In recent years many studies have been conducted on pika. Two studies were done in
the telluride area recently, the first in 2007 a irregularly hot year, and a later one done in 2011
an average year. The first study, during the hot year, showed a PPM (pika per meter) of 0.28.
The second study, during the normal year, had a PPM of 0.45. another example is from a study
done in an area on the border between Canada and Alaska called pika camp.

The pika are one of the only primary consumers that stays at this height all year, in the
U.S. This is because many other animals can not sustain themselves in the cold winters and
small growing season. The pika have adapted to this to strive in these cold harsh climates.
Luckily for the pika, the their habitat has not been affected by the deforestation or inhabiting by
people, but another man made threat is taking away their territory. As shown above increasing
heat due to climate change is affecting these small animals. When talking about the extinction of
a species there can be many unforeseen outcomes but all scientists can do is speculate.
Because pikas are the one of the only long term primary consumers in the alpine tundra a
decrease in their population, or extinction, could mean an imbalance between predator and
prey. This imbalance could cause an imbalance in predator population also. Logic and
mathematical theory suggest that when prey are numerous their predators increase in numbers,
reducing the prey population, which in turn causes predator number to decline(Global Change).

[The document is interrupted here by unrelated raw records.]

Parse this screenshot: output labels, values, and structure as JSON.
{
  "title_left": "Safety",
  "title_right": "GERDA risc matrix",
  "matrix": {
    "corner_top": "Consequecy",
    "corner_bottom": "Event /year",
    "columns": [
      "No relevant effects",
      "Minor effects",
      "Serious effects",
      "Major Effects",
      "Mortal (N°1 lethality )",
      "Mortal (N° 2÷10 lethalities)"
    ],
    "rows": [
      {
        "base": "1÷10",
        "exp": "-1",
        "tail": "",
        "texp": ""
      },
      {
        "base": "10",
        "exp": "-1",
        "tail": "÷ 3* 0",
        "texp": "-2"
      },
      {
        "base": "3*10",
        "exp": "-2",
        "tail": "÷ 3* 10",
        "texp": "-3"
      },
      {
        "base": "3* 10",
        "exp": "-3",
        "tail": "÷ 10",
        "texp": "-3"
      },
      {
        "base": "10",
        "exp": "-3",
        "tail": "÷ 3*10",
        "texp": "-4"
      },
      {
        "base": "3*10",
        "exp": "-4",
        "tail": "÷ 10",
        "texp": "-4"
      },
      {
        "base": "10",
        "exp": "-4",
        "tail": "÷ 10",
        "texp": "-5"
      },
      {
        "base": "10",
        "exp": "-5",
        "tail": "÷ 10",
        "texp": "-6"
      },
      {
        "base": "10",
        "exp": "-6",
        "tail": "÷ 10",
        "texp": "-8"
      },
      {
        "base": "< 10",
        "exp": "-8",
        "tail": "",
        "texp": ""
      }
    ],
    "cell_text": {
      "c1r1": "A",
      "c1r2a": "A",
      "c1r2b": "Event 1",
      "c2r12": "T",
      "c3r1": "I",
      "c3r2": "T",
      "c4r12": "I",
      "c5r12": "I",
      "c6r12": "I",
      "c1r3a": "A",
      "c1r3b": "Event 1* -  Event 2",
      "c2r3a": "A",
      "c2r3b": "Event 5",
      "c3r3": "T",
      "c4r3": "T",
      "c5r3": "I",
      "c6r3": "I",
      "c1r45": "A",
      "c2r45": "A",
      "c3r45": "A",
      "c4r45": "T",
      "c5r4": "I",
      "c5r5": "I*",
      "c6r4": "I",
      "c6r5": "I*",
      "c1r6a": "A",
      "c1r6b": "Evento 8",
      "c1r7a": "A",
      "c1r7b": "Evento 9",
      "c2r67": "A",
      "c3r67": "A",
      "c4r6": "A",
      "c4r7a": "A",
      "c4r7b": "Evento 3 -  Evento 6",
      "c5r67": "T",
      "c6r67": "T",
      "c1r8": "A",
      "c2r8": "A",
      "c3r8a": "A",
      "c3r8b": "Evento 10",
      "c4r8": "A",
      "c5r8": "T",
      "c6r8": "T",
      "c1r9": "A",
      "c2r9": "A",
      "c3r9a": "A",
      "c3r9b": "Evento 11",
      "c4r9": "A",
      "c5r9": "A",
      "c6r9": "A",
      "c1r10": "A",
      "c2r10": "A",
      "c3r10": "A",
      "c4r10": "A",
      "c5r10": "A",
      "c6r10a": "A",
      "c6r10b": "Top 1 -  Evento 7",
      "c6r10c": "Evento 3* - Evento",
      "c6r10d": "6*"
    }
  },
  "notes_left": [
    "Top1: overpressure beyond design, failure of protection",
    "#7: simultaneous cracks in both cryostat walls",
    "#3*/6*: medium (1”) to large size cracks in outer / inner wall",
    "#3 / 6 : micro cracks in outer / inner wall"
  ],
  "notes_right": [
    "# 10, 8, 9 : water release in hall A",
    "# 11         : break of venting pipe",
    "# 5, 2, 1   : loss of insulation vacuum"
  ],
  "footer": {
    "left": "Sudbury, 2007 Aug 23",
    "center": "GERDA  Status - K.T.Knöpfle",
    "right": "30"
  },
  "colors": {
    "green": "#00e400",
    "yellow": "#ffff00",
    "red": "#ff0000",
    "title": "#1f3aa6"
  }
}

Many animals will be affected by this some of these predators possibly include, eagles, hawks,
coyotes, bobcats, foxes, and weasels. At this point there is no completely feasible way to end
climate change, but we can do more to help pikas specifically. Because of their cold and high
habitat it is hard to study these cute creatures. A way to make finding a solution easier when it
becomes a problem is preparing by collecting more information. The data shows that when the
pikas are hot they die so a solution has to keep them cool. Finding more about pikas may
present a way of doing this without stopping climate change, which is not stopping soon.